独自映像 目の前で噴火 撮影クルーが遭遇

01/24 19:09
23日に噴火した群馬県の草津白根山。噴火の瞬間をテレビ番組のクルーが撮影していました。

一瞬にして真っ暗になったゴンドラの内部。
山頂へ向かうロープウエーに偶然乗り合わせた取材クルーが撮影した、噴火発生時の映像。
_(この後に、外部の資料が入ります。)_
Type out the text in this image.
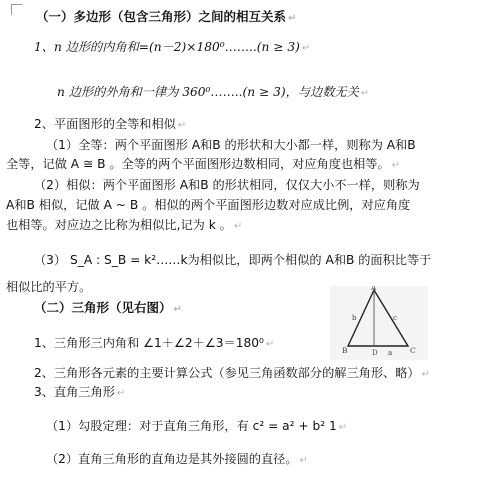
（一）多边形（包含三角形）之间的相互关系 ↵
1、n 边形的内角和=(n－2)×180⁰……..(n ≥ 3) ↵
n 边形的外角和一律为 360⁰……..(n ≥ 3)，与边数无关 ↵
2、平面图形的全等和相似 ↵
（1）全等：两个平面图形 A和B 的形状和大小都一样，则称为 A和B
全等，记做 A ≅ B 。全等的两个平面图形边数相同，对应角度也相等。 ↵
（2）相似：两个平面图形 A和B 的形状相同，仅仅大小不一样，则称为
A和B 相似，记做 A ~ B 。相似的两个平面图形边数对应成比例，对应角度
也相等。对应边之比称为相似比,记为 k 。 ↵
（3） S_A : S_B = k²……k为相似比，即两个相似的 A和B 的面积比等于
相似比的平方。
（二）三角形（见右图） ↵
A
B	C
D a
b	c
1、三角形三内角和 ∠1＋∠2＋∠3＝180⁰ ↵
2、三角形各元素的主要计算公式（参见三角函数部分的解三角形、略） ↵
3、直角三角形 ↵
（1）勾股定理：对于直角三角形，有 c² = a² + b² 1 ↵
（2）直角三角形的直角边是其外接圆的直径。 ↵
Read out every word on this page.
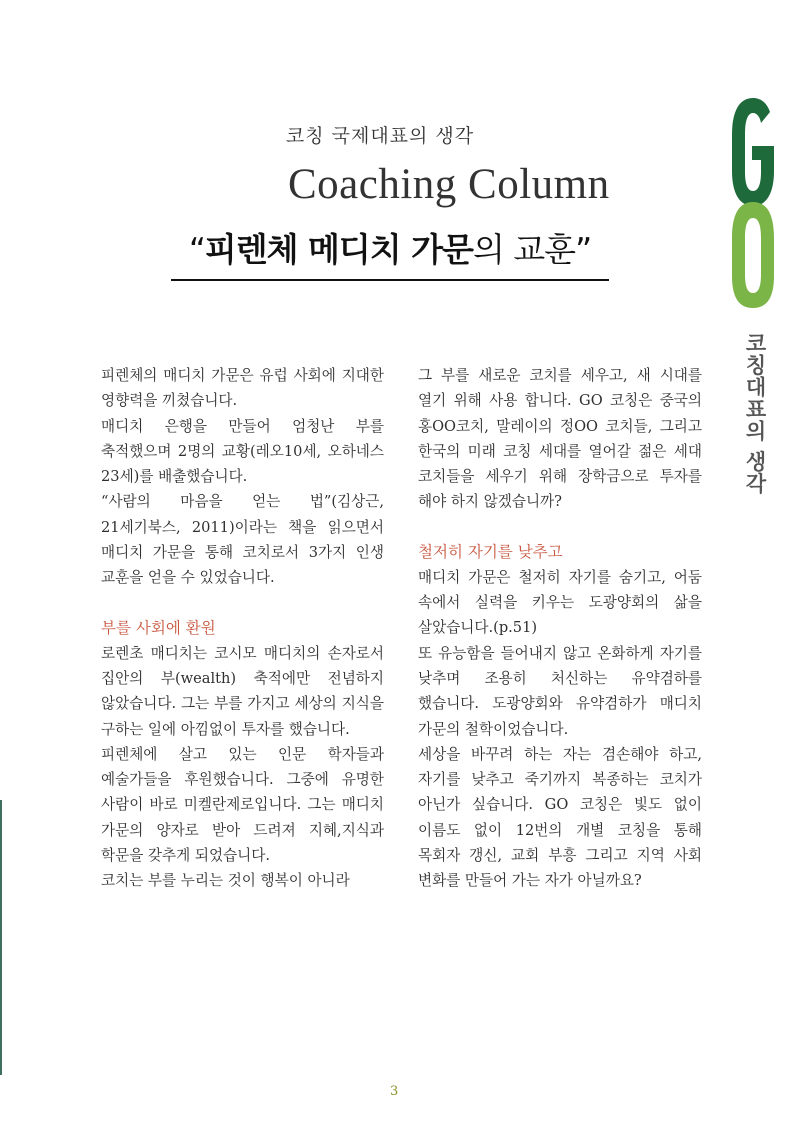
코칭 국제대표의 생각
Coaching Column
“피렌체 메디치 가문의 교훈”
코칭대표의 생각

피렌체의 매디치 가문은 유럽 사회에 지대한 영향력을 끼쳤습니다.

매디치 은행을 만들어 엄청난 부를 축적했으며 2명의 교황(레오10세, 오하네스 23세)를 배출했습니다.

“사람의 마음을 얻는 법”(김상근, 21세기북스, 2011)이라는 책을 읽으면서 매디치 가문을 통해 코치로서 3가지 인생 교훈을 얻을 수 있었습니다.

부를 사회에 환원

로렌초 매디치는 코시모 매디치의 손자로서 집안의 부(wealth) 축적에만 전념하지 않았습니다. 그는 부를 가지고 세상의 지식을 구하는 일에 아낌없이 투자를 했습니다.

피렌체에 살고 있는 인문 학자들과 예술가들을 후원했습니다. 그중에 유명한 사람이 바로 미켈란제로입니다. 그는 매디치 가문의 양자로 받아 드려져 지혜,지식과 학문을 갖추게 되었습니다.

코치는 부를 누리는 것이 행복이 아니라

그 부를 새로운 코치를 세우고, 새 시대를 열기 위해 사용 합니다. GO 코칭은 중국의 홍OO코치, 말레이의 정OO 코치들, 그리고 한국의 미래 코칭 세대를 열어갈 젊은 세대 코치들을 세우기 위해 장학금으로 투자를 해야 하지 않겠습니까?

철저히 자기를 낮추고

매디치 가문은 철저히 자기를 숨기고, 어둠 속에서 실력을 키우는 도광양회의 삶을 살았습니다.(p.51)

또 유능함을 들어내지 않고 온화하게 자기를 낮추며 조용히 처신하는 유약겸하를 했습니다. 도광양회와 유약겸하가 매디치 가문의 철학이었습니다.

세상을 바꾸려 하는 자는 겸손해야 하고, 자기를 낮추고 죽기까지 복종하는 코치가 아닌가 싶습니다. GO 코칭은 빛도 없이 이름도 없이 12번의 개별 코칭을 통해 목회자 갱신, 교회 부흥 그리고 지역 사회 변화를 만들어 가는 자가 아닐까요?

3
23日午前、前ぶれもなく噴火した群馬県の草津白根山。
今回の噴火により、火山列島に潜む危険が、あらためて浮き彫りとなった。
突然の噴火から一夜明けた24日。
噴火から一夜明けたスキー場には、例年より数は少ないそうだが、家族連れや、海外からのスキー客も訪れていた。
草津白根山のふもとにある草津国際スキー場では、一部のコースで、営業が再開された。
スキー客は「特に、火山が近くにあるのは、気にしないで来ちゃいますね」と話した。
しかし、専門家は、火山列島・日本の現実を指摘する。
東京大学地震研究所・青木陽介助教は、「火山のふもとにスキー場は、よくある。蔵王もそうだし、富士山もそうです」と述べた。
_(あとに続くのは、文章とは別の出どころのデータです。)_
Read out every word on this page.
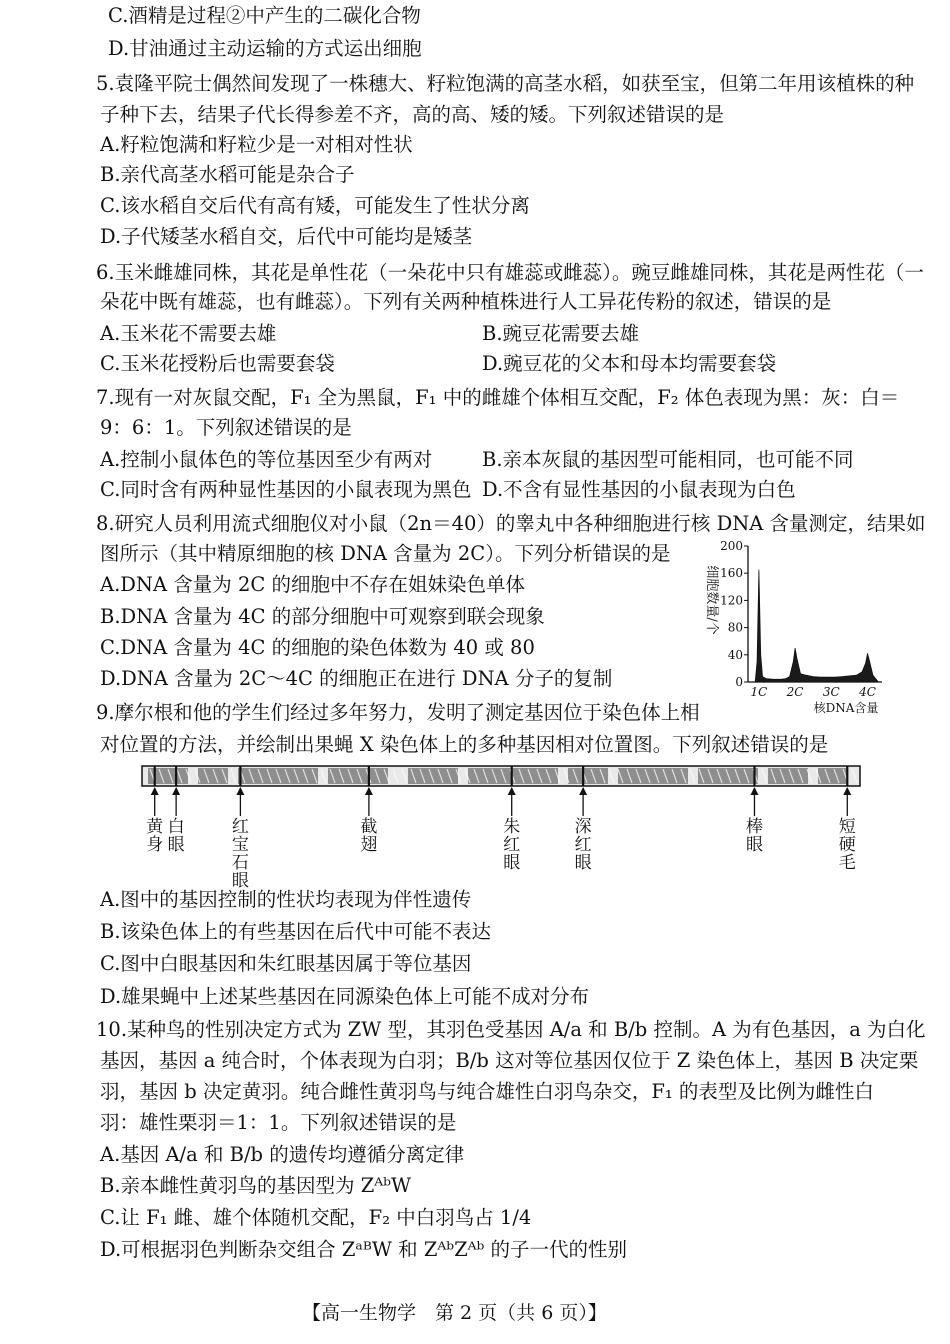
C.酒精是过程②中产生的二碳化合物
D.甘油通过主动运输的方式运出细胞
5.袁隆平院士偶然间发现了一株穗大、籽粒饱满的高茎水稻，如获至宝，但第二年用该植株的种
子种下去，结果子代长得参差不齐，高的高、矮的矮。下列叙述错误的是
A.籽粒饱满和籽粒少是一对相对性状
B.亲代高茎水稻可能是杂合子
C.该水稻自交后代有高有矮，可能发生了性状分离
D.子代矮茎水稻自交，后代中可能均是矮茎
6.玉米雌雄同株，其花是单性花（一朵花中只有雄蕊或雌蕊）。豌豆雌雄同株，其花是两性花（一
朵花中既有雄蕊，也有雌蕊）。下列有关两种植株进行人工异花传粉的叙述，错误的是
A.玉米花不需要去雄	B.豌豆花需要去雄
C.玉米花授粉后也需要套袋	D.豌豆花的父本和母本均需要套袋
7.现有一对灰鼠交配，F₁ 全为黑鼠，F₁ 中的雌雄个体相互交配，F₂ 体色表现为黑：灰：白＝
9：6：1。下列叙述错误的是
A.控制小鼠体色的等位基因至少有两对	B.亲本灰鼠的基因型可能相同，也可能不同
C.同时含有两种显性基因的小鼠表现为黑色 D.不含有显性基因的小鼠表现为白色
8.研究人员利用流式细胞仪对小鼠（2n＝40）的睾丸中各种细胞进行核 DNA 含量测定，结果如
图所示（其中精原细胞的核 DNA 含量为 2C）。下列分析错误的是
A.DNA 含量为 2C 的细胞中不存在姐妹染色单体
B.DNA 含量为 4C 的部分细胞中可观察到联会现象
C.DNA 含量为 4C 的细胞的染色体数为 40 或 80
D.DNA 含量为 2C～4C 的细胞正在进行 DNA 分子的复制	0
40
80
120
160
200
1C 2C 3C 4C
细胞数量/个
核DNA含量
9.摩尔根和他的学生们经过多年努力，发明了测定基因位于染色体上相
对位置的方法，并绘制出果蝇 X 染色体上的多种基因相对位置图。下列叙述错误的是
黄身
白眼
红宝石眼
截翅
朱红眼
深红眼
棒眼
短硬毛
A.图中的基因控制的性状均表现为伴性遗传
B.该染色体上的有些基因在后代中可能不表达
C.图中白眼基因和朱红眼基因属于等位基因
D.雄果蝇中上述某些基因在同源染色体上可能不成对分布
10.某种鸟的性别决定方式为 ZW 型，其羽色受基因 A/a 和 B/b 控制。A 为有色基因，a 为白化
基因，基因 a 纯合时，个体表现为白羽；B/b 这对等位基因仅位于 Z 染色体上，基因 B 决定栗
羽，基因 b 决定黄羽。纯合雌性黄羽鸟与纯合雄性白羽鸟杂交，F₁ 的表型及比例为雌性白
羽：雄性栗羽＝1：1。下列叙述错误的是
A.基因 A/a 和 B/b 的遗传均遵循分离定律
B.亲本雌性黄羽鸟的基因型为 ZᴬᵇW
C.让 F₁ 雌、雄个体随机交配，F₂ 中白羽鸟占 1/4
D.可根据羽色判断杂交组合 ZᵃᴮW 和 ZᴬᵇZᴬᵇ 的子一代的性别
【高一生物学　第 2 页（共 6 页）】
火山では、噴火によって噴き上げられたものが周囲に堆積するため、傾斜が緩やかになるという。
一方、火山以外の山は、地面の隆起によって形成されることから、急峻(きゅうしゅん)な峰になることが多いとされる。
このため、傾斜が緩やかな火山のふもとの方が、スキー場を作りやすいという。
東京大学地震研究所・青木助教は、「火山と温泉、スキーと温泉は、結びつきやすい。火山とスキーが結びつきやすいかというと、必ずしもそうではない」と述べた。
一方、草津白根山から、およそ7km離れたところにある草津温泉の観光名所、湯畑周辺では24日、雪が舞う中、記念撮影をする人たちや、周辺を散策する人の姿が見受けられた。
観光客は、「お宿の人たちが、温泉街は火山の影響ないからっておっしゃってたので、なので安心して」と話した。
湯畑のすぐ脇にある建物では、草津伝統の湯もみショー。
多くの人でにぎわっていた。
観光客は「草津の町のあたりは大丈夫っていうことは聞きました」、「でも、ちょっと心配はありました。噴火は、どこまで被害があるかわからない状態だったので」などと話した。
人々が恐れる噴火の影響。
草津町の旅館、飯島館は、「予約は、もうすでに、きょうのキャンセルも出てる。きょうは3件くらいです」と話していた。
創業およそ100年というこの老舗旅館では、すでに10件近くのキャンセルがあり、状況を確認するなどの問い合わせの電話が、50件近くきているという。
飯島館・飯島啓一代表は、「(何が一番不安ですか)風評被害ですね。われわれのところまでは、溶岩も石も飛んでこないから、大丈夫ですよ」と語った。